"Schöne Kirche"

Mehrere Personen reinigen eine Kirche
Pflegehandbuch für kirchliches Kunst- und Kulturgut.

Das Pflegehandbuch „Schöne Kirche. Handbuch zur Pflege kirchlicher Kunst- und Kulturgüter“ bietet erstmals bundesweit einheitlich praktische und anschauliche Tipps und Handreichungen für den fachgerechten Umgang mit dem Kirchenraum und der Architektur sowie mit Kunstobjekten und liturgischen Geräten.

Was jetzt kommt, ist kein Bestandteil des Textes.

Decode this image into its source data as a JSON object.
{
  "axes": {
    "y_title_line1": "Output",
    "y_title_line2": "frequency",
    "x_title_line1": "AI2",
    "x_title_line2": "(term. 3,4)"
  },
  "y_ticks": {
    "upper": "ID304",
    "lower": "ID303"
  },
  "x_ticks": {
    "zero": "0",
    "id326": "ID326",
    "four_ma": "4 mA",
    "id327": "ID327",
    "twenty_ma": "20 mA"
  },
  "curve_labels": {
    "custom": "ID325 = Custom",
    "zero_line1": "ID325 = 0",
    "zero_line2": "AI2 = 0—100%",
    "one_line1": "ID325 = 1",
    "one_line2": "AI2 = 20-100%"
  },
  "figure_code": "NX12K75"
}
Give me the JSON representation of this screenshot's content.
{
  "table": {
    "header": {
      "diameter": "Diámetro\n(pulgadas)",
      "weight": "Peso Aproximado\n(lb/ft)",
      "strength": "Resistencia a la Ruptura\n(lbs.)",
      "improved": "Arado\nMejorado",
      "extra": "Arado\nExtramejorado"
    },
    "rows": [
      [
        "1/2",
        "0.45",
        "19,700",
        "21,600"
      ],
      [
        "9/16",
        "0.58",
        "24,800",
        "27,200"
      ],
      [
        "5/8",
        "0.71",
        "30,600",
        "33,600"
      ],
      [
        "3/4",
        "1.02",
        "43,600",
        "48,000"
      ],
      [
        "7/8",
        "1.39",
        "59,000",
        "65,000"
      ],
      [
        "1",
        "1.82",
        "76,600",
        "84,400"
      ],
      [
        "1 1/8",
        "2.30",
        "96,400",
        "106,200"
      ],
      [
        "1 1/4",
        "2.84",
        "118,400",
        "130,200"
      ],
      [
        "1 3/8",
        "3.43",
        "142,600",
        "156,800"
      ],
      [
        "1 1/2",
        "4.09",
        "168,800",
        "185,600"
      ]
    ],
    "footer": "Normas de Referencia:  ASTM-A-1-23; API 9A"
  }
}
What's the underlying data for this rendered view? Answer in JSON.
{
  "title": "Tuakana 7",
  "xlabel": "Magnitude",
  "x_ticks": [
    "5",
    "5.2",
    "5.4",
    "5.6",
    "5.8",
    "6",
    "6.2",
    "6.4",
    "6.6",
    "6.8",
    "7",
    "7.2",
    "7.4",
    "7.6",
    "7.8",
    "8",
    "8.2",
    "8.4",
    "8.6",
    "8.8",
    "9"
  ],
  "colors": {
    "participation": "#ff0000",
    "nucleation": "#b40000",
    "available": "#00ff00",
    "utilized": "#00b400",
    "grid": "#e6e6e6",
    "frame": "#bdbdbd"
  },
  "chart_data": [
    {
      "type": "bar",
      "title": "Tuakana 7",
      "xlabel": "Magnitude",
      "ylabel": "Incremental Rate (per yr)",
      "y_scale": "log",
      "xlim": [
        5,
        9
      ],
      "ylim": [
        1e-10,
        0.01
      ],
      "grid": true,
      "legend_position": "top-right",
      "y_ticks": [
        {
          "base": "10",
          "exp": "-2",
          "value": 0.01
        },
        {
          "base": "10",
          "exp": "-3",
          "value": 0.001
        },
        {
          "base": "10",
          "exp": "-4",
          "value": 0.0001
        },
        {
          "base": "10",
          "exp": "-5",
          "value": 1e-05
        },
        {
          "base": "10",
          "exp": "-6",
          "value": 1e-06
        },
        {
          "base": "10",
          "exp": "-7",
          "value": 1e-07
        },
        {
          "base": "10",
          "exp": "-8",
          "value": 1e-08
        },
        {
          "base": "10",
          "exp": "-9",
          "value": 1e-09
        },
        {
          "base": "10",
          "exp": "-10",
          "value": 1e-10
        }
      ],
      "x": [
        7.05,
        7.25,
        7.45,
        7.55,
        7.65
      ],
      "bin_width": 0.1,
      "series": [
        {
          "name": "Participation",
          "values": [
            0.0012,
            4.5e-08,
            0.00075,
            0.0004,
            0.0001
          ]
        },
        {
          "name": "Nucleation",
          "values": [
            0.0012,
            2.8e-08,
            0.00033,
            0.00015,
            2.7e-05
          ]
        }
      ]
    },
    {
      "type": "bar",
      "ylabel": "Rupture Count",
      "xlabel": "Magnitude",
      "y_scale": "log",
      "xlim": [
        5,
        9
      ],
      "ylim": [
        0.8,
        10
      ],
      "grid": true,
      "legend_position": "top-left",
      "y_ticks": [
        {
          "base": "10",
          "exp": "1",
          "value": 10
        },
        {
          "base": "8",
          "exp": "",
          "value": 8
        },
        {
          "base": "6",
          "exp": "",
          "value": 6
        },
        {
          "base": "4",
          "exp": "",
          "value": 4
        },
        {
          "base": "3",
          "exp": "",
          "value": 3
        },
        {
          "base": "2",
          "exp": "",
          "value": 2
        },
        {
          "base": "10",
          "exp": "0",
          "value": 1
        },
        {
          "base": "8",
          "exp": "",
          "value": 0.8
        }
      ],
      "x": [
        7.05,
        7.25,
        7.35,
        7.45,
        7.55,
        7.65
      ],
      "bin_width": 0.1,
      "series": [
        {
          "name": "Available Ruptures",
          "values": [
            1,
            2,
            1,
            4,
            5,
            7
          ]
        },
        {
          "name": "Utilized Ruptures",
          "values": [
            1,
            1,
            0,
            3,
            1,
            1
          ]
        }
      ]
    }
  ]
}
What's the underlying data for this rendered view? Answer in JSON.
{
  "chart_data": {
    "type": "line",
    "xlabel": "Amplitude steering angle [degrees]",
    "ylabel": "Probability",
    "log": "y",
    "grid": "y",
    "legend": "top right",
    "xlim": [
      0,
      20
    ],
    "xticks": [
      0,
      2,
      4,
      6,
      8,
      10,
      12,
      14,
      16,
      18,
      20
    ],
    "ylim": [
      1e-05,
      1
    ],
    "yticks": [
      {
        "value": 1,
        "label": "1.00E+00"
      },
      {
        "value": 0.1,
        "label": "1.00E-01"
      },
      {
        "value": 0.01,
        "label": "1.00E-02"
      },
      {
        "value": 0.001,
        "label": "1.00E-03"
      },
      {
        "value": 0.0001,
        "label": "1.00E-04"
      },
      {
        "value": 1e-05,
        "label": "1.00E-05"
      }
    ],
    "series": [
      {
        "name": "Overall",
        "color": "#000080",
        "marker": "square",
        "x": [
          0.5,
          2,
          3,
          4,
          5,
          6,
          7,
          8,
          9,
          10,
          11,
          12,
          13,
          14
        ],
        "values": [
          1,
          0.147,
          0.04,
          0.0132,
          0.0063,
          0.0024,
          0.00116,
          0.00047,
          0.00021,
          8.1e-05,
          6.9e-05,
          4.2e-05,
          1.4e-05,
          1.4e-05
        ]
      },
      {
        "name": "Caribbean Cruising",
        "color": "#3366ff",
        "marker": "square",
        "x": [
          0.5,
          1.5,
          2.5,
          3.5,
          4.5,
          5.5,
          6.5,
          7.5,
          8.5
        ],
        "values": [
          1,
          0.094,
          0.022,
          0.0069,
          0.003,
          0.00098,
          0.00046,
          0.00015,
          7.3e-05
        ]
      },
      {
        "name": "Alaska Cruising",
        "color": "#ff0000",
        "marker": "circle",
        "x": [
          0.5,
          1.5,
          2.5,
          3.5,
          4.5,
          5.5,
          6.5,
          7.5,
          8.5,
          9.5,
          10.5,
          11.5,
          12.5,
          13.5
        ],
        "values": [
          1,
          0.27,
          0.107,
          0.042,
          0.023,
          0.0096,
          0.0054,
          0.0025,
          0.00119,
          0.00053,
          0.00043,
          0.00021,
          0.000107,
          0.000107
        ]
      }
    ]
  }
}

Auf 184 Seiten wird reich bebildert erklärt, worauf bei der denkmalgerechten Pflege zu achten ist. Dabei geht es nicht nur um die Reinigung der Objekte, sondern auch um Raumklima, richtiges Lüften und Heizen oder um die Vorbeugung und Kontrolle von Schädlingen. Die fachgerechte Lagerung von Krippen und Fastentüchern sowie Blumen- und Kirchenschmuck werden ebenso thematisiert wie Sicherheit und Richtlinien für Veranstaltungen. Eine Checkliste zum Kontrollgang von Kirchengebäuden ergänzt dieses Handbuch.

Zielgruppe sind in erster Linie die 25.000, fast durchwegs ehrenamtlich tätigen Mesnerinnen und Mesner in Österreich, weiters Pfarrer, Sakristane, Kirchenreinigende und Wirtschaftsverantwortliche. Es soll in allen Sakristeien oder Pfarrbüros griffbereit sein.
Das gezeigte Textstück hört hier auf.